Иное дело Белла Ахмадулина – координаты ее поэтического космоса остаются стабильными и узнаваемыми на протяжении долгого времени. Космос Ахмадулиной – обжитой, соразмерный человеку, порою камерный, суженный до габаритов комнаты, дома, сада, до смысловых рамок задушевной беседы. Ключевые позиции в ахмадулинском мире принадлежат искусству, лелеемой способности к высокому стилю, к изысканной выспренности поэтического высказывания. Здесь царит культ дружбы, Пушкина, русской лирики, русской музыки и природы. Однако – и в этом самое главное! – поэтическое пространство Ахмадулиной, будучи устойчивым и даже незыблемым, все же меняется, точнее говоря, меняет свои функции, иначе воспринимается на фоне хронологически и сущностно разных поэтических контекстов.
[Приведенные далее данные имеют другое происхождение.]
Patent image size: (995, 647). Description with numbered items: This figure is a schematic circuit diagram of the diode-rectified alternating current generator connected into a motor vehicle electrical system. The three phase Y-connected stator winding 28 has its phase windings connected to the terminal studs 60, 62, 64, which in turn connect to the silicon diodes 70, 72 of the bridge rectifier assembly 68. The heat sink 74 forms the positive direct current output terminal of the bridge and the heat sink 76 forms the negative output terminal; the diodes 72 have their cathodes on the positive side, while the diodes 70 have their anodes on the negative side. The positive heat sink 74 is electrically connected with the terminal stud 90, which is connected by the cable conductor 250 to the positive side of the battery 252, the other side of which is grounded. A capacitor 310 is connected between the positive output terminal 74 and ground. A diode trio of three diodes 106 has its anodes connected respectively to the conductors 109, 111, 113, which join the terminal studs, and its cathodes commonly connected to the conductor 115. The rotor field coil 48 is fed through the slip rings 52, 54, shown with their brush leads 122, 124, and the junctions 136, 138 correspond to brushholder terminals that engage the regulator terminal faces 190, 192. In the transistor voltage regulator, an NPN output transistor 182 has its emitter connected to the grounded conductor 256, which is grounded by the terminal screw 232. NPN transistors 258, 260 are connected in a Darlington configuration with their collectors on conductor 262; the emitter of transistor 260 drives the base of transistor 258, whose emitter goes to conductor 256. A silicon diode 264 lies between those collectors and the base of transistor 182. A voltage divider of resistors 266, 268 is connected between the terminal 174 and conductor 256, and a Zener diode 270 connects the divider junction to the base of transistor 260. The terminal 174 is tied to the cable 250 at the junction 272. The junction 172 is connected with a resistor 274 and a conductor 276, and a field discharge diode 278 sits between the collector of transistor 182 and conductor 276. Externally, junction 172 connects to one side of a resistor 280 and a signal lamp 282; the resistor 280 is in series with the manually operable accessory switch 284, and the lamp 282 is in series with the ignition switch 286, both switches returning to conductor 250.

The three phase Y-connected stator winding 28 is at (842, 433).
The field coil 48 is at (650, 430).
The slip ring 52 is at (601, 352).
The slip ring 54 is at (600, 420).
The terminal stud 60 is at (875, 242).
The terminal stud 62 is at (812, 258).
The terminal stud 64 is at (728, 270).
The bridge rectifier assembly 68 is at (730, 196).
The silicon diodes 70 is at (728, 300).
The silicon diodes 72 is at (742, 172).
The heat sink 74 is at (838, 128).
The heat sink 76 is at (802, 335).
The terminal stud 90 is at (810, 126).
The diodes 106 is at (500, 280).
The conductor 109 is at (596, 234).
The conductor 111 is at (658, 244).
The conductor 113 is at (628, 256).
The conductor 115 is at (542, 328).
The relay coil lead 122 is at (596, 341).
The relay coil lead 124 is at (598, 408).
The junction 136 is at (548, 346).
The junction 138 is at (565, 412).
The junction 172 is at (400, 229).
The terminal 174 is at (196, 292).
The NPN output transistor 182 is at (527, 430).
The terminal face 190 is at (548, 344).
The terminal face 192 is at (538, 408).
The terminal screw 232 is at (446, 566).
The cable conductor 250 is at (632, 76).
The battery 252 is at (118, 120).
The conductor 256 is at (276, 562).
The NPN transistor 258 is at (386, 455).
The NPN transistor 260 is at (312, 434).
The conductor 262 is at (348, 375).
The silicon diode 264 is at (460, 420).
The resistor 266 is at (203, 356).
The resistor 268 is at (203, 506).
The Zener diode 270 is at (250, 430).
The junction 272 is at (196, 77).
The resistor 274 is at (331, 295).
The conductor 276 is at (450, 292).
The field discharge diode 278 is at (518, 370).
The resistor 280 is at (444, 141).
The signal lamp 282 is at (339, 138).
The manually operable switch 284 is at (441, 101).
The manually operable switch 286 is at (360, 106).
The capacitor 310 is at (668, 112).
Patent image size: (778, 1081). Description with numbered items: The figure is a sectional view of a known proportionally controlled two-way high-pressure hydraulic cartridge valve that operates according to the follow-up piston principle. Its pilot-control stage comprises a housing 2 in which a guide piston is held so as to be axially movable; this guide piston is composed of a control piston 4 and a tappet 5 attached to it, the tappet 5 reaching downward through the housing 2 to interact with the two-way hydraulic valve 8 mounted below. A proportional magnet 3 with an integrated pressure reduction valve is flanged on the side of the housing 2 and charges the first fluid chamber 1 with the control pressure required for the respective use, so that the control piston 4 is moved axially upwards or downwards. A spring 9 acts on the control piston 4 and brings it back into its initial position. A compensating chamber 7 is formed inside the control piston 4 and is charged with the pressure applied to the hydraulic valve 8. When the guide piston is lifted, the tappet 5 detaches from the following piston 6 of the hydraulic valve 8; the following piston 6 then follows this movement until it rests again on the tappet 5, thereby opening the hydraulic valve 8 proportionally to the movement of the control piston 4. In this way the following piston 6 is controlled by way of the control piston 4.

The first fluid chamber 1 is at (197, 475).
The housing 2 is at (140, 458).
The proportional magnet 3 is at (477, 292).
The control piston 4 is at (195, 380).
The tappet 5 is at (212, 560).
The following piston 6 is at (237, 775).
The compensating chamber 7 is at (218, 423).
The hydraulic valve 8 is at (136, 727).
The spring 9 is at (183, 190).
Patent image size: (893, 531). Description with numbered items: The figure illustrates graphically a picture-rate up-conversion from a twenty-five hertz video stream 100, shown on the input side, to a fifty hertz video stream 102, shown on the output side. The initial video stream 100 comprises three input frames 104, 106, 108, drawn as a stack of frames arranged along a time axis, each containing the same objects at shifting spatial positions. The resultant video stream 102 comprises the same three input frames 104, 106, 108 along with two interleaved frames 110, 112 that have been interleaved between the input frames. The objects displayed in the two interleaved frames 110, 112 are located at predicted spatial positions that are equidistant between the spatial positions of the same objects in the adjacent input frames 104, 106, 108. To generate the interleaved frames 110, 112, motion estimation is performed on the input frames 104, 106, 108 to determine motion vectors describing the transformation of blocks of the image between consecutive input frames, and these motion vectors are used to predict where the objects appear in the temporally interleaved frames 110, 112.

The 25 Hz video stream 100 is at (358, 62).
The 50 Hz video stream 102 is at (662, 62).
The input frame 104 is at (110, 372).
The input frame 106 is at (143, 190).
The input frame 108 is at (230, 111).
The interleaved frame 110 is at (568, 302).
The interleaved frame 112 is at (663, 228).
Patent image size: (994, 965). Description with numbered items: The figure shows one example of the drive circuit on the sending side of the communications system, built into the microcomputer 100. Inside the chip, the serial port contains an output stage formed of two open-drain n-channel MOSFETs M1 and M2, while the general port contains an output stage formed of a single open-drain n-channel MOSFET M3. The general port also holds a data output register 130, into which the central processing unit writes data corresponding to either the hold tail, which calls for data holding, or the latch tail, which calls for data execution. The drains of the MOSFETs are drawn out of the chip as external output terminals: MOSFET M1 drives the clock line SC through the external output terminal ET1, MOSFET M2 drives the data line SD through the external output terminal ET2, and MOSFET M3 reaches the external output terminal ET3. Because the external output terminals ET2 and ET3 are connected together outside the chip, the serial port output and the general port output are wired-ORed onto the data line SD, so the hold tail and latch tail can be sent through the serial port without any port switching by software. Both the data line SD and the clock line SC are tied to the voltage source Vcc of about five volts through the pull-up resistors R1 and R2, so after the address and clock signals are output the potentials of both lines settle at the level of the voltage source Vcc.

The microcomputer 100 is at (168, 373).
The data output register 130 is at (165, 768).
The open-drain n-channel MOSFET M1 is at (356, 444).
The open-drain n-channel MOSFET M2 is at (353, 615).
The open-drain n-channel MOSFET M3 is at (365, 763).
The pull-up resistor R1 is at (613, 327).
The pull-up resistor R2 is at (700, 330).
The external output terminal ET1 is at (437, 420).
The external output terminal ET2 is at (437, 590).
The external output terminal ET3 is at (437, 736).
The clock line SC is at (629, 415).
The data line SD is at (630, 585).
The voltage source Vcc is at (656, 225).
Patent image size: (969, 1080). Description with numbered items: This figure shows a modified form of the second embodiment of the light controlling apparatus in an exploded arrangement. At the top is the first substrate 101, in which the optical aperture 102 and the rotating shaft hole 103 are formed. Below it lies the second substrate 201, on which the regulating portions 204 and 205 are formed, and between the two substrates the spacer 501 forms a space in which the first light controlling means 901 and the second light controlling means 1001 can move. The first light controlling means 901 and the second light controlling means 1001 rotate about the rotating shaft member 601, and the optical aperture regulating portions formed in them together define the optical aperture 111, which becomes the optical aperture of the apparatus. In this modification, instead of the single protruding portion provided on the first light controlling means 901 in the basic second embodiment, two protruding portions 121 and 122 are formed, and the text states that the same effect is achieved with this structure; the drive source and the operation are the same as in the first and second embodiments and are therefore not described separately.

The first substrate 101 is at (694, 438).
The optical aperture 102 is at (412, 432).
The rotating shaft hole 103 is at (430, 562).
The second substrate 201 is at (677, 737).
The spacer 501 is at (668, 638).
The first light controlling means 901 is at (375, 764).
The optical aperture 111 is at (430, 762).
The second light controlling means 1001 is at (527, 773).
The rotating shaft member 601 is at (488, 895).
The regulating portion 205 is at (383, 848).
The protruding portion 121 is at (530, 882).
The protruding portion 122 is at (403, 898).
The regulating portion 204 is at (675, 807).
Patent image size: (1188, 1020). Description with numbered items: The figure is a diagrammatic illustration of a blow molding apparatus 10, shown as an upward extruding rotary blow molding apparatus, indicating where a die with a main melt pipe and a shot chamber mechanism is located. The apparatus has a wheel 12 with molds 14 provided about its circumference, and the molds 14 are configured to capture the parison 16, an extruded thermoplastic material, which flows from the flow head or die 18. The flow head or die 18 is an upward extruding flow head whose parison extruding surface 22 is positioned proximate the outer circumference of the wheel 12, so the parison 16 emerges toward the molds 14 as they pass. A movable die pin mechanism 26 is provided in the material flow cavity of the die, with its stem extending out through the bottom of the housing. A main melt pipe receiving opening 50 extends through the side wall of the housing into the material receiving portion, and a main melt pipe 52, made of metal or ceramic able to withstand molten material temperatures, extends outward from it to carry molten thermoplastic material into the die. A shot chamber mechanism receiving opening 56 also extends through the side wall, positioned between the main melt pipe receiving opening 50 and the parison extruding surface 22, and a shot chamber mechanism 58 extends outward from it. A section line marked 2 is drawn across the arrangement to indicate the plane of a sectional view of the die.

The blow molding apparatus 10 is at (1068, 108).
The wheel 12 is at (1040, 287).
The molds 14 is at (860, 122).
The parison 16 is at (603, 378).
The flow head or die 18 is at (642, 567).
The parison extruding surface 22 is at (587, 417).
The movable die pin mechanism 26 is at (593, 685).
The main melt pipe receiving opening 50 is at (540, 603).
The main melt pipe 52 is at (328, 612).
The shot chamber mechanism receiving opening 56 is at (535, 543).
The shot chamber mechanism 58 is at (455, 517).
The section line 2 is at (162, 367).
В ранние шестидесятые незабываемые «мотороллер розового цвета» или «розовый фонтан» газированной воды, брызжущей из автомата, воспринимались как знаки своеобразного бунта – сразу и против казенной «гражданской лирики» эпохи соцреализма, и против высокого и искреннего гражданского пафоса в стихах Евгения Евтушенко. Жизнь частного человека, окруженного маревом собственного, не навеянного извне видения вещей, есть главный предмет внимания Ахмадулиной в те годы. Энергия преображения традиции, смелого смещения фокуса поэтического зрения, отход от привычного, традиционного – вот итог сложного взаимодействия (притяжения/отталкивания) лирики Ахмадулиной и стихотворного мейнстрима оттепели.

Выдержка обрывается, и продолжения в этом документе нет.